According to Nico Breedt, camp leader at Pretoriuskop, the 26 birdwatchers enjoyed the sunny weather, and counted a total of 241 bird species. The guests reported excellent service from the Pretoriuskop camp management and staff, and lovely meals provided by the restaurant. 'They commented on the cleanliness of the bungalows and the smooth arrangements of the programme.' They were especially impressed by their bush sundowners, where some style was introduced with tablecloths and wineglasses.

The Satara group was delighted to welcome Gerhard Verdoorn, who helped the group with raptor identification. They were lucky to spot a dark chanting goshawk. The Punda Maria birdwatchers caught sight of a Pel's Fishing Owl near Crooks Corner, along with some other specials.

Crocodile Bridge reported 'top notch' catering and very good service at the camp. They especially commended the section ranger, Neels van Wyk, for his commitment to the birding weekend.

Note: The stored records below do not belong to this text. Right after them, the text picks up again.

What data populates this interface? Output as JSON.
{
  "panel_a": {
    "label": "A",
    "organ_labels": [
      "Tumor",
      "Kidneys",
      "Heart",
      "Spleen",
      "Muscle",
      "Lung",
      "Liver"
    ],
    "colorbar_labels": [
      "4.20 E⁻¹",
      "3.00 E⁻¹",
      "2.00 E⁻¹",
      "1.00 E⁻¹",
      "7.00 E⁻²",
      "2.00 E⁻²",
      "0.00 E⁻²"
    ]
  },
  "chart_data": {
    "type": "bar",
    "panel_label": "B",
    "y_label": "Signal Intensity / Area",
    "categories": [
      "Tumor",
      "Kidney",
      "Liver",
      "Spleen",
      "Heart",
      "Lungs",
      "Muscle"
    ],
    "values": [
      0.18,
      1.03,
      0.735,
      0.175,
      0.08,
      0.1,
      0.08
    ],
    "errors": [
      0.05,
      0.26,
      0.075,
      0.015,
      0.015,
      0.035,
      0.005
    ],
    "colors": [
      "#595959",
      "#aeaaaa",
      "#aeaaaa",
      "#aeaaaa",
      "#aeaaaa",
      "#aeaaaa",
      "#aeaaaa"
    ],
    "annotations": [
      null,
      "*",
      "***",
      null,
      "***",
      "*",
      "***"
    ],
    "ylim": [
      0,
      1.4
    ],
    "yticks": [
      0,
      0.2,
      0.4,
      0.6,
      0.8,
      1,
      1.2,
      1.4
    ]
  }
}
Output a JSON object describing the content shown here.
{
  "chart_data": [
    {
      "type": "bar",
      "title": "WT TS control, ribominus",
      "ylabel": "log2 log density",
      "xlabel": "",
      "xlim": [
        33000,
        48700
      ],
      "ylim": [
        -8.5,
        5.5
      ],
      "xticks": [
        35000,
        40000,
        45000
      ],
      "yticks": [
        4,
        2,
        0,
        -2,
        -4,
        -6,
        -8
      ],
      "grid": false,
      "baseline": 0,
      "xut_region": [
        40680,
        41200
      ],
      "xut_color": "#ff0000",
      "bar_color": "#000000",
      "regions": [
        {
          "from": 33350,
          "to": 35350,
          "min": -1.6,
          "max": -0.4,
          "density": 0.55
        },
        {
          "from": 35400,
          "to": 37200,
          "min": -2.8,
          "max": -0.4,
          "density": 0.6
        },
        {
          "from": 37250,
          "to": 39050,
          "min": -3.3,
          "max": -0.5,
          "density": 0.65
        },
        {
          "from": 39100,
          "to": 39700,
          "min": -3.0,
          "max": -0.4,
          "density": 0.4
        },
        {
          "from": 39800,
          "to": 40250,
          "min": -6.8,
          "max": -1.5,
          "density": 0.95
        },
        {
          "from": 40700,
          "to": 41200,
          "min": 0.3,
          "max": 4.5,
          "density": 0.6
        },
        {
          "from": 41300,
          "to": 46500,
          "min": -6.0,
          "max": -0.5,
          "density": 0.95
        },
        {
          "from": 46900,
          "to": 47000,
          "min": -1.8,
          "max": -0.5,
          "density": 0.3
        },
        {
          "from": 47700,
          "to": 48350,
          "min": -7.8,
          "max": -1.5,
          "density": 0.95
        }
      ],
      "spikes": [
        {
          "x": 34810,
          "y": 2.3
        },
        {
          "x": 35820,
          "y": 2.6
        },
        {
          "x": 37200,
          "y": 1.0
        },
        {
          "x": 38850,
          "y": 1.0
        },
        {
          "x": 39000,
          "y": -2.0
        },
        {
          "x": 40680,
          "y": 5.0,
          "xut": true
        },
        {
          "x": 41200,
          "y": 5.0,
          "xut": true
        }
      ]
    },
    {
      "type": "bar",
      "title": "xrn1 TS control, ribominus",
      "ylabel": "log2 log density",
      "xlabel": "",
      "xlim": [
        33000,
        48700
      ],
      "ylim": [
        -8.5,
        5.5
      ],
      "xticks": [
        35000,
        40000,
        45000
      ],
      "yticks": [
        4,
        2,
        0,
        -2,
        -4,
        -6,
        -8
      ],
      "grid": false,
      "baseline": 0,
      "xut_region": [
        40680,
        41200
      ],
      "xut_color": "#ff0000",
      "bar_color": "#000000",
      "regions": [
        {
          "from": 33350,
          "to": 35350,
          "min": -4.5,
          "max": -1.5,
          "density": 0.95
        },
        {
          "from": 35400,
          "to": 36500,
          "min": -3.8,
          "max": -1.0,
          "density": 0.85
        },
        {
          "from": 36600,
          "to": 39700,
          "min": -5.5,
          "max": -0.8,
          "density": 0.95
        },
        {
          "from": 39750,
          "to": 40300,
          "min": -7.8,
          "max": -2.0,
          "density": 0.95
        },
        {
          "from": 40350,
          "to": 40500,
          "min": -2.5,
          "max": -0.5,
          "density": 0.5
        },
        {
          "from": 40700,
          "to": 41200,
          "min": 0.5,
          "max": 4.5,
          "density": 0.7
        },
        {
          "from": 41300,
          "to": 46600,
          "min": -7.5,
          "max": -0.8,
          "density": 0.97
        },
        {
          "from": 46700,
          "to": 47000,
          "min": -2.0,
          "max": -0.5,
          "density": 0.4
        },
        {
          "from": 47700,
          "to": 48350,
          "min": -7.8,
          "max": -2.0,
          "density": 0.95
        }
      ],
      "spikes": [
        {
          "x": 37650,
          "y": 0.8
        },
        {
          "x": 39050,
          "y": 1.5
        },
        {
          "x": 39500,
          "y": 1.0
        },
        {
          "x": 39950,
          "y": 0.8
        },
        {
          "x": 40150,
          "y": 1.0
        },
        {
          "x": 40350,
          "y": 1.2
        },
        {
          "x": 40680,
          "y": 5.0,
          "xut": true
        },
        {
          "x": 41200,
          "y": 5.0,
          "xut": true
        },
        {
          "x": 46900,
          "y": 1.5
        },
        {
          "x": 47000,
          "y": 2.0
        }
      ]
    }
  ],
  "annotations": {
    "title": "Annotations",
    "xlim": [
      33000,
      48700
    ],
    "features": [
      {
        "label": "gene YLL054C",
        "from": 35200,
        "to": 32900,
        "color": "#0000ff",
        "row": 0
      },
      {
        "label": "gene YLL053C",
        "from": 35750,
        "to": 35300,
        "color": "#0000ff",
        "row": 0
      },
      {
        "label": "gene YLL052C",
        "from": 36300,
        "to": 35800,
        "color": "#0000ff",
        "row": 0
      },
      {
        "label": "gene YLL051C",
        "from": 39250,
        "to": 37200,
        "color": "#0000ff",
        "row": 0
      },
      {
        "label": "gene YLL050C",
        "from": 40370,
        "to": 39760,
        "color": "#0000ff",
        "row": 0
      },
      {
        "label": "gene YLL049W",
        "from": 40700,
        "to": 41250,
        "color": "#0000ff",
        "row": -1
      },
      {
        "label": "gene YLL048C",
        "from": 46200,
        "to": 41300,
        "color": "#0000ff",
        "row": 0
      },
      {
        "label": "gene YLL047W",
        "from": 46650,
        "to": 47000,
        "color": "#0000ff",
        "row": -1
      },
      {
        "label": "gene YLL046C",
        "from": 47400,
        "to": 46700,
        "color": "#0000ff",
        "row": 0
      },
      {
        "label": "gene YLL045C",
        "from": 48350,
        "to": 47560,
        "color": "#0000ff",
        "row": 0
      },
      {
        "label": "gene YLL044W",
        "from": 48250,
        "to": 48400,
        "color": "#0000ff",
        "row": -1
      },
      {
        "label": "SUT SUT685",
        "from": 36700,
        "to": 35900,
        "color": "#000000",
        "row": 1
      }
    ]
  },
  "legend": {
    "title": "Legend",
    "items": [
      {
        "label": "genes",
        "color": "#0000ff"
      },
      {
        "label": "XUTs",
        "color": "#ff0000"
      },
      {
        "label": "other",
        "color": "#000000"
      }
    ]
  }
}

They saw 230 species, but reported a decrease from last year in the number of seedeaters seen, attributed to the late rains providing fewer seeds. They reported seeing the Yellow-Rumped Tinkerbird, which has only been recorded around the Crocodile Bridge area.

The team also spotted a Black Bellied Starling. Sasol is the main sponsor of the Kruger Birding Day. Funds raised are usually used to erect public facilities in National Parks around the country, but especially Kruger. Previous projects of the West Rand Honorary Rangers include the new boma at Talamati and the thatch umbrellas at Timbavati.